Make the crust: Preheat the oven to 350°F. Line the bottom of a 9-inch square pan with a sheet of parchment paper long enough to hang over the sides by 1 inch.
Pulse the Oreos and salt in a food processor until finely ground. Add the melted butter and pulse until the mixture resembles wet sand.
Transfer the mixture to the baking pan, pressing it into an even layer (I like to use the bottom of a flat measuring cup for this). Bake until the crust is just set and fragrant, about 10 minutes.
Make the filling: Combine the cream cheese and sugar in the bowl of a stand mixer fitted with the paddle attachment. Beat on medium speed until smooth, about 1 minute. Scrape down the sides of the bowl, then add the tahini, sour cream, vanilla, and salt, and beat until just combined. Scrape down the sides of the bowl again. Add the eggs, one at a time, beating after each addition, until the mixture is smooth. Pour the filling into the crust and smooth into an even layer.
Bake until the filling is just set but has a slight jiggle in the center, 20 to 25 minutes. Place on a wire rack and let cool completely. Refrigerate for at least 4 hours or up to overnight.
Make the ganache: Place the chocolate chips in a medium heatproof bowl. Heat the heavy cream in a small pot over medium-high heat until it begins to simmer. Pour the cream over the chocolate chips and let sit for 2 minutes, then whisk until smooth and glossy.

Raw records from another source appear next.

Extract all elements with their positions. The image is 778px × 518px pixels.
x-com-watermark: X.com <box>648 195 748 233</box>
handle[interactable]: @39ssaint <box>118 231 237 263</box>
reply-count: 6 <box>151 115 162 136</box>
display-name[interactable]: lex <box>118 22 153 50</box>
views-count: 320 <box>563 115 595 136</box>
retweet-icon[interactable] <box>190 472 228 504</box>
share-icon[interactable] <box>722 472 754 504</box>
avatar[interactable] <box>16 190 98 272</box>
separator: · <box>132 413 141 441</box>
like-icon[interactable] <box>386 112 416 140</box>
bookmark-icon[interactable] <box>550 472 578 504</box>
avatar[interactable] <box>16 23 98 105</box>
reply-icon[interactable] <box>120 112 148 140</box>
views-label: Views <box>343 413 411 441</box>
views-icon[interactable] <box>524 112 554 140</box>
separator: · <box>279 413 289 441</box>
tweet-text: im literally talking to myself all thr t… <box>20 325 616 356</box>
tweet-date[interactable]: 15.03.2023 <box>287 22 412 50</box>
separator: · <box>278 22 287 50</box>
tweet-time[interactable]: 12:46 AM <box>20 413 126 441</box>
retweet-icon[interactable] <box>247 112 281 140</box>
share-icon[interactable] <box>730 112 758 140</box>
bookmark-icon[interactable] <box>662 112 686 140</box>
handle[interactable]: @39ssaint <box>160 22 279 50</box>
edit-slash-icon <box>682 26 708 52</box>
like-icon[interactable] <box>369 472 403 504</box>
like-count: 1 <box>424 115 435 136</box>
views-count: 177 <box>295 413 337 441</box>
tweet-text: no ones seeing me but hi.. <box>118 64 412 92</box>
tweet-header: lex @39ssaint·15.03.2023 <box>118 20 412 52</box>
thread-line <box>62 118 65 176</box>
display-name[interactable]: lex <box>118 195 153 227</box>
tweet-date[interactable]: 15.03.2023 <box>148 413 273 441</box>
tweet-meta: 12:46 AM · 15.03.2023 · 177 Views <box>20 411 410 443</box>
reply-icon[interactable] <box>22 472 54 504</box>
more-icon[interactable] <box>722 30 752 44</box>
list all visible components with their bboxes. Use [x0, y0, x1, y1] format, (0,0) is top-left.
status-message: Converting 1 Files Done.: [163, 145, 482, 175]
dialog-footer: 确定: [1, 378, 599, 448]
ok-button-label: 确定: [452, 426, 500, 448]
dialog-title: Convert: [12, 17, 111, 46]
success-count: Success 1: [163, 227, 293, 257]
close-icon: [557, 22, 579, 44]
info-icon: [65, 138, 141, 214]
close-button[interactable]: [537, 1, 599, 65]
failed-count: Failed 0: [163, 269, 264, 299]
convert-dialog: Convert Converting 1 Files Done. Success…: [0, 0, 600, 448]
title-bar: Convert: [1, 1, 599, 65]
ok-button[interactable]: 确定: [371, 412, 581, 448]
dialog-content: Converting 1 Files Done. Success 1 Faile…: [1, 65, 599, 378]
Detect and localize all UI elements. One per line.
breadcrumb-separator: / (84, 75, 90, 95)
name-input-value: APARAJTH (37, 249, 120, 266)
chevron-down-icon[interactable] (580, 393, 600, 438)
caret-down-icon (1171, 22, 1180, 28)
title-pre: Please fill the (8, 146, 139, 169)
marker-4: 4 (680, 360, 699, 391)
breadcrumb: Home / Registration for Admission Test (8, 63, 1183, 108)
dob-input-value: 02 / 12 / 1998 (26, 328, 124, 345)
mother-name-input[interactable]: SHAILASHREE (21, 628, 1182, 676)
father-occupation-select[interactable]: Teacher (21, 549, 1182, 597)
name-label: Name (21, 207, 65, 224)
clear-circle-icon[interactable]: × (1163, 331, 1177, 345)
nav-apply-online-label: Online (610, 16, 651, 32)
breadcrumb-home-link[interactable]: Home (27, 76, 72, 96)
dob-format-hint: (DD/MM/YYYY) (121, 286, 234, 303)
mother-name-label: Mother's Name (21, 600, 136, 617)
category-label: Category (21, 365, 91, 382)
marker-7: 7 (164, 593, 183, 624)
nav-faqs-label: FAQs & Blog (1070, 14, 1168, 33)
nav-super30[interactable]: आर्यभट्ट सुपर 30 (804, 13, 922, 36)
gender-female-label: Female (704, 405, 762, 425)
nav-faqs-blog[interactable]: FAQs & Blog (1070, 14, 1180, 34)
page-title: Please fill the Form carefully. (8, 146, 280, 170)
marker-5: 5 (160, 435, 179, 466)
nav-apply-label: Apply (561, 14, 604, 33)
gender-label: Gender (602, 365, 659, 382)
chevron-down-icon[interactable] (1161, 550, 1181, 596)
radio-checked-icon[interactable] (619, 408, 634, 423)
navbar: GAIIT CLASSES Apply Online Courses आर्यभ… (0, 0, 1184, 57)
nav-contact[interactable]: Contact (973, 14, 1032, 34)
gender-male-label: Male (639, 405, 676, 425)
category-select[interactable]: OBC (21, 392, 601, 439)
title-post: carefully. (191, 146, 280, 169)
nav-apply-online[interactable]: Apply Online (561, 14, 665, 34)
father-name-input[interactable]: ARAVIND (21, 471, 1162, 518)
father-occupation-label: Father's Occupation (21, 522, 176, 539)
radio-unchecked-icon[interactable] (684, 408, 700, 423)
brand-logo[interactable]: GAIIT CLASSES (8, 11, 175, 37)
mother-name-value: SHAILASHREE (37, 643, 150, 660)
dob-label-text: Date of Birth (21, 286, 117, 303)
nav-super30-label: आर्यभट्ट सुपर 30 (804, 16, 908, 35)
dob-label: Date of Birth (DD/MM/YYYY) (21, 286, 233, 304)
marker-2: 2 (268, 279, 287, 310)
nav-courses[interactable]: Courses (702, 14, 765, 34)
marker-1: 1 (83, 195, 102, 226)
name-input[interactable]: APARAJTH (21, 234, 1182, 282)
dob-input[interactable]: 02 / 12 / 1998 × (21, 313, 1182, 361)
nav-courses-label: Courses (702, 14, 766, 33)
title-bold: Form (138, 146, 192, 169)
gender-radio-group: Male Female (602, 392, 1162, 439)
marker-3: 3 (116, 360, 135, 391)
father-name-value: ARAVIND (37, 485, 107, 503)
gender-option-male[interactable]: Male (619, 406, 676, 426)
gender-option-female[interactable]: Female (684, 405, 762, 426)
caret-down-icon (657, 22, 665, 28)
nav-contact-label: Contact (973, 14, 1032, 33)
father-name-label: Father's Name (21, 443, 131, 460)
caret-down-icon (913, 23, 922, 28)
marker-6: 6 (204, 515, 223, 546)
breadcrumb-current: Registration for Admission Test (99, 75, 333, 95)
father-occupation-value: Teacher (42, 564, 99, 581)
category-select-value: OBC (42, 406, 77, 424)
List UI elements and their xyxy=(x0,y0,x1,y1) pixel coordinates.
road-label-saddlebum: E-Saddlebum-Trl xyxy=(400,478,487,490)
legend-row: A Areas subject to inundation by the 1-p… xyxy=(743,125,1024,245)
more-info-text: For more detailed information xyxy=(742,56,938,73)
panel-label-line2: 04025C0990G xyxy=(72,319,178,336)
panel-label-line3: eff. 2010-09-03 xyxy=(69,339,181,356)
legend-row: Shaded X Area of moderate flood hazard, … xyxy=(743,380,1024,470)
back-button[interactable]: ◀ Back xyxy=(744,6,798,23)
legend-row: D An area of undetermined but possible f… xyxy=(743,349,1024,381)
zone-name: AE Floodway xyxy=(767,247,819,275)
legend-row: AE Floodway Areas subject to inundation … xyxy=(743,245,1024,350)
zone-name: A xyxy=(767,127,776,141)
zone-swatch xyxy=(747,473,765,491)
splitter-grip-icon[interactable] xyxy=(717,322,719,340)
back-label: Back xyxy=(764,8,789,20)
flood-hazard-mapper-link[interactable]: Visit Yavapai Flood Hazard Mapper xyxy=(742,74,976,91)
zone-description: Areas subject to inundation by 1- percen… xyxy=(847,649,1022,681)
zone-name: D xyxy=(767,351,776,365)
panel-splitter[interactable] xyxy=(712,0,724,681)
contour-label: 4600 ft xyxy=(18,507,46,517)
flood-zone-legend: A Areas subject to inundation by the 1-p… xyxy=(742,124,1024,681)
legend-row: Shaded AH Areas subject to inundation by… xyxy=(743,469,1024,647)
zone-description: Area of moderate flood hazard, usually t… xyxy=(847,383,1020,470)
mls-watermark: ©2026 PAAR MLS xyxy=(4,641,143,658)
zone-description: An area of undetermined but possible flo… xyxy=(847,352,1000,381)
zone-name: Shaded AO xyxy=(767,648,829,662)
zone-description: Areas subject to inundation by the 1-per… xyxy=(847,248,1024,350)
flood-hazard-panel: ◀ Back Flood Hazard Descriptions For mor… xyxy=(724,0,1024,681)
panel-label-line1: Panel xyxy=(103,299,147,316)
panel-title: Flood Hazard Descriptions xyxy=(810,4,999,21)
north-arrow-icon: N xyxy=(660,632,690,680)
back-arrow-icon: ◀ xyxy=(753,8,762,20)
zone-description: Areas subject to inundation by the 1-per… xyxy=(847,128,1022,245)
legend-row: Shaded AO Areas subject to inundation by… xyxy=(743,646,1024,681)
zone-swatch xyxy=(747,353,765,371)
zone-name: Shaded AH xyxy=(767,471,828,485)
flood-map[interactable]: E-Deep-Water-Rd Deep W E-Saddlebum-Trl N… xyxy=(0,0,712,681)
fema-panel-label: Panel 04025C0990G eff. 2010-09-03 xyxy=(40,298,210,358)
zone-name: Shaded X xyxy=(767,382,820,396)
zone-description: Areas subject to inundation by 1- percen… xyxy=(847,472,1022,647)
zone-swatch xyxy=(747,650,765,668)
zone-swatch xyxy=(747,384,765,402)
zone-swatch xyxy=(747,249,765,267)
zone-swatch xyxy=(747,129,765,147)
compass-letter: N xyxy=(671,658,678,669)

Pour the ganache over the cheesecake in an even layer. Let sit at room temperature until the chocolate begins to firm up, about 20 minutes. Sprinkle the chocolate ganache with sesame seeds and flaky salt. Refrigerate until set, at least 1 hour or up to overnight.
When ready to serve, use the overhanging parchment paper as handles to carefully lift the bars from the baking dish and set them on a cutting board. Cut into bars.